Sleep enuresis is defined in the ICSD-2 as recurrent involuntary voiding of urine during sleep at least twice per week for a minimum of three consecutive months. The individual must be at least 5 years of age [1]. A distinction is made between incontinence, which is an uncontrolled leakage of urine, and enuresis, which is intermittent incontinence restricted to sleep. Classification of this disorder can also be primary, in which the individual has never had a period of dry sleep, versus secondary, in which a child has developed a period of at least 6 months in which they have slept through the night without enuresis but later develop nocturnal enuresis.

Parasomnia Due to Drug or Substance

The ICSD-2 lays out principles for the diagnosis of parasomnia due to drug or substance [1]. There must be a close association between exposure and onset of the parasomnia. The parasomnia can either be a new parasomnia for the individual or a worsening of or re-emergence of a previously diagnosed parasomnia. The parasomnias most commonly associated with substances are the disorders of arousal, sleep-related eating disorder, and RSBD. Implicated medications include neuroleptics, antidepressants, benzodiazepines, non-benzodiazepine hypnotics, and alcohol. It should be noted, however, that for most medications, careful study of their relationship to sleep architecture and parasomnias has not been undertaken.

Parasomnia Due to Medical Condition

Parasomnias within this category emerge as a manifestation of an underlying neurological or medical condition [1]. These can be further separated into two distinct categories—disorders of sleep that occur in association with other conditions (such as RSBD seen in Parkinson disease) versus symptoms arising from a separate organ system that manifest preferentially during sleep (such as nocturnal frontal lobe seizures, or nighttime gastroesophageal reflux).

Conclusion

The parasomnias encompass a heterogeneous group of undesirable events occurring during or around sleep, including unusual behaviors, emotional experiences, and abnormal perceptions.
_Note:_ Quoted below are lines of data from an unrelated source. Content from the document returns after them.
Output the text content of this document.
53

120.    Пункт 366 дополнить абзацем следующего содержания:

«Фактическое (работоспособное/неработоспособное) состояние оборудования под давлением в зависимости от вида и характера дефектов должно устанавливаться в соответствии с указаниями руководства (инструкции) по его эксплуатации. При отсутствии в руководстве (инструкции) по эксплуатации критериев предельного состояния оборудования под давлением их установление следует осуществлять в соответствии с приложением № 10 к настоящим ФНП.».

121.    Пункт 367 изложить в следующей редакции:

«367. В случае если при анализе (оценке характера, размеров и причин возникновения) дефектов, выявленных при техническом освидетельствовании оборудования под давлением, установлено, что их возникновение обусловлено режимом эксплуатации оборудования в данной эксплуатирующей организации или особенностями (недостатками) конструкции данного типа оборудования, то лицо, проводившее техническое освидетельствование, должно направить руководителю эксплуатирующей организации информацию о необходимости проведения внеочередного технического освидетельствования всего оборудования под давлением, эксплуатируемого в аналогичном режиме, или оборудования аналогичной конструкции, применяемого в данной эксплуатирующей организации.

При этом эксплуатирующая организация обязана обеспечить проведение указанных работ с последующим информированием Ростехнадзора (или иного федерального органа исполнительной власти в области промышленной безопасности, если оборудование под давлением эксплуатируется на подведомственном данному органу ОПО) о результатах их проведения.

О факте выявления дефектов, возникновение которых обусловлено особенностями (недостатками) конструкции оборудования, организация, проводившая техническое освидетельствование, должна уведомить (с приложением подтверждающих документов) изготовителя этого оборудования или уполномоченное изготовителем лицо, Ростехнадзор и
The current classification scheme seeks to first differentiate these disorders by the predominant stage of sleep in which they arise, however, there is clearly a significant set of parasomnias that can arise from either sleep state and defy classification into either the NREM or REM parasomnia category. As further work is done clarifying the pathophysiology of the various parasomnias, further changes in the parasomnia classification are to be expected.

Practical Points

  • Parasomnias are “undesirable physical events or experiences” that occur during sleep itself or during transition into or arousal out of sleep.

  • The ICSD-2 classifies parasomnias based upon whether they predominantly occur during REM sleep, during NREM sleep, or independent of sleep stage.
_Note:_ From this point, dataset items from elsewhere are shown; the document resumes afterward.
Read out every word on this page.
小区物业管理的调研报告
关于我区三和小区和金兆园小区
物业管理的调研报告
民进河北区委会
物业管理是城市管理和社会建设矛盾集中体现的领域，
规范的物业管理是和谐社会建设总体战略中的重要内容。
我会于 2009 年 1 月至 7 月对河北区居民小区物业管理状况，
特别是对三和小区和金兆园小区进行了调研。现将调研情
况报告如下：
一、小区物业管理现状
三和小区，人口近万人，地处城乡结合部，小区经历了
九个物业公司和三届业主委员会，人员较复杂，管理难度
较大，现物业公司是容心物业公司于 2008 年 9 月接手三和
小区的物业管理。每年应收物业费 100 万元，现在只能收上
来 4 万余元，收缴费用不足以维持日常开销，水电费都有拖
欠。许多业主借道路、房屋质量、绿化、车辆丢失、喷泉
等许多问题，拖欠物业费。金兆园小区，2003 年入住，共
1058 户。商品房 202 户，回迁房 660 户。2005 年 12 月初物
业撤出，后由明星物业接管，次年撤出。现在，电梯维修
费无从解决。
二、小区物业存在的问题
  • NREM parasomnias consist of disorders of arousal and disorders of sleep–wake transition and generally occur in the first half of the night.
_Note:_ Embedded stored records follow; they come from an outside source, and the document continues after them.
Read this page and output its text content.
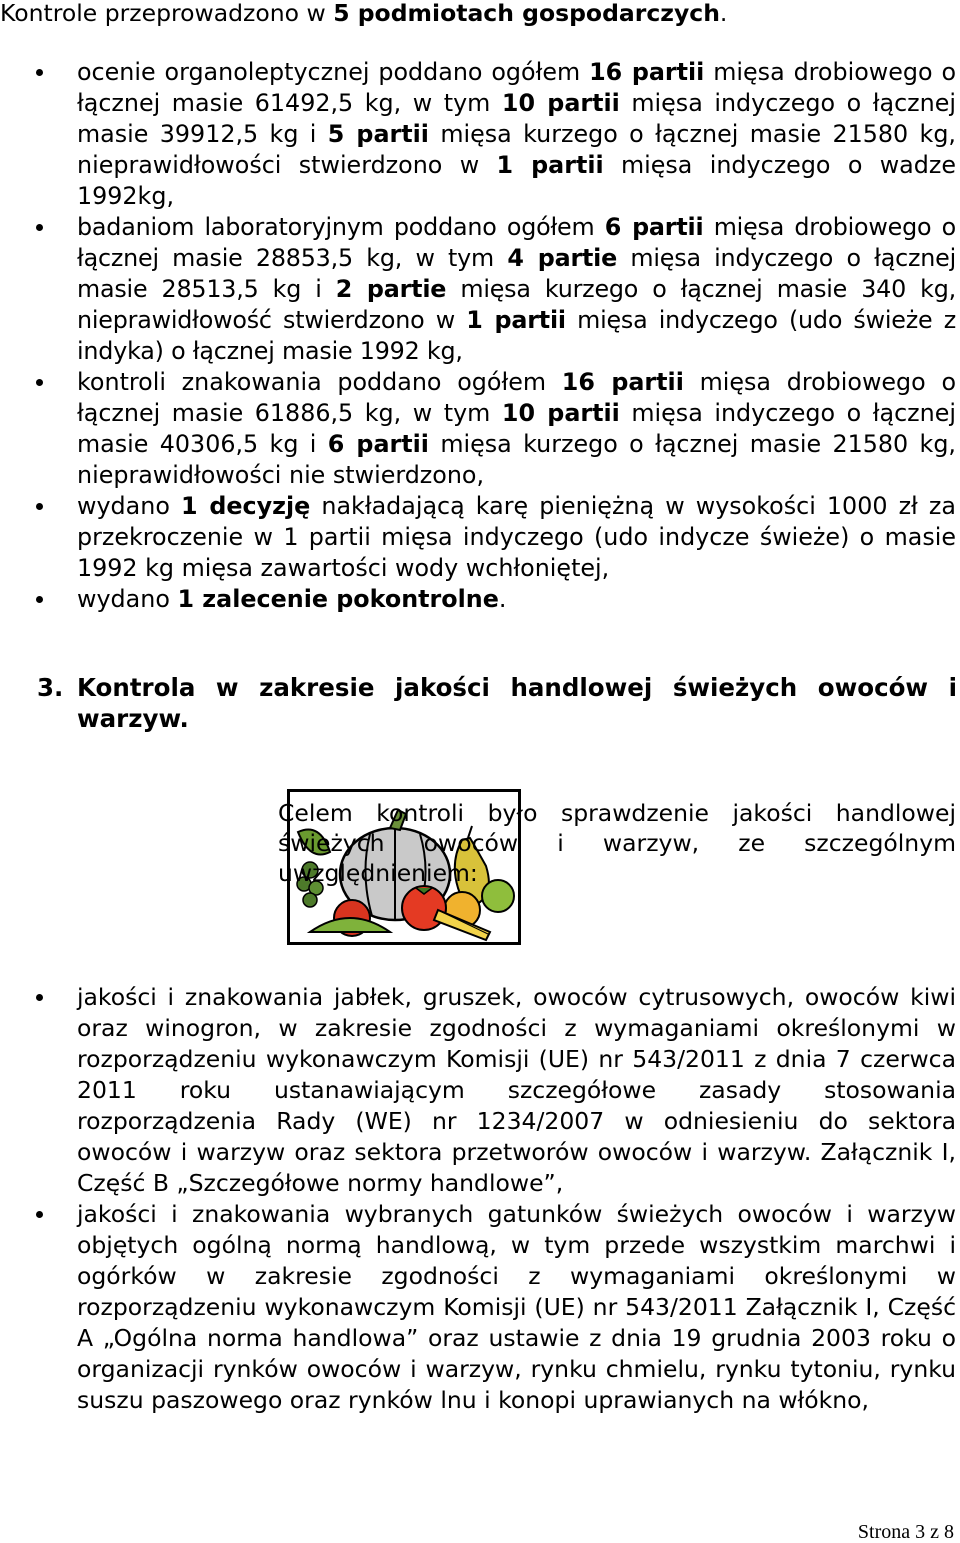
Kontrole przeprowadzono w 5 podmiotach gospodarczych.
ocenie organoleptycznej poddano ogółem 16 partii mięsa drobiowego o łącznej masie 61492,5 kg, w tym 10 partii mięsa indyczego o łącznej masie 39912,5 kg i 5 partii mięsa kurzego o łącznej masie 21580 kg, nieprawidłowości stwierdzono w 1 partii mięsa indyczego o wadze 1992kg,
badaniom laboratoryjnym poddano ogółem 6 partii mięsa drobiowego o łącznej masie 28853,5 kg, w tym 4 partie mięsa indyczego o łącznej masie 28513,5 kg i 2 partie mięsa kurzego o łącznej masie 340 kg, nieprawidłowość stwierdzono w 1 partii mięsa indyczego (udo świeże z indyka) o łącznej masie 1992 kg,
kontroli znakowania poddano ogółem 16 partii mięsa drobiowego o łącznej masie 61886,5 kg, w tym 10 partii mięsa indyczego o łącznej masie 40306,5 kg i 6 partii mięsa kurzego o łącznej masie 21580 kg, nieprawidłowości nie stwierdzono,
wydano 1 decyzję nakładającą karę pieniężną w wysokości 1000 zł za przekroczenie w 1 partii mięsa indyczego (udo indycze świeże) o masie 1992 kg mięsa zawartości wody wchłoniętej,
wydano 1 zalecenie pokontrolne.
3. Kontrola w zakresie jakości handlowej świeżych owoców i warzyw.
Celem kontroli było sprawdzenie jakości handlowej świeżych owoców i warzyw, ze szczególnym uwzględnieniem:
jakości i znakowania jabłek, gruszek, owoców cytrusowych, owoców kiwi oraz winogron, w zakresie zgodności z wymaganiami określonymi w rozporządzeniu wykonawczym Komisji (UE) nr 543/2011 z dnia 7 czerwca 2011 roku ustanawiającym szczegółowe zasady stosowania rozporządzenia Rady (WE) nr 1234/2007 w odniesieniu do sektora owoców i warzyw oraz sektora przetworów owoców i warzyw. Załącznik I, Część B „Szczegółowe normy handlowe”,
jakości i znakowania wybranych gatunków świeżych owoców i warzyw objętych ogólną normą handlową, w tym przede wszystkim marchwi i ogórków w zakresie zgodności z wymaganiami określonymi w rozporządzeniu wykonawczym Komisji (UE) nr 543/2011 Załącznik I, Część A „Ogólna norma handlowa” oraz ustawie z dnia 19 grudnia 2003 roku o organizacji rynków owoców i warzyw, rynku chmielu, rynku tytoniu, rynku suszu paszowego oraz rynków lnu i konopi uprawianych na włókno,
Strona 3 z 8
  • NREM parasomnias include confusional arousals, sleepwalking (including sleep sex), and sleep terrors.

  • REM parasomnias generally occur in the latter third of the night. These include REM sleep behavior disorder, recurrent isolated sleep paralysis, and nightmare disorder.

  • Other parasomnias not restricted to a particular sleep stage include sleep related dissociative disorder, sleep related groaning (catathrenia), exploding head syndrome, sleep related hallucinations, sleep related eating disorder, and sleep enuresis.

  • Also included in this category are parasomnias due to drugs or substances, and parasomnias due to medical conditions.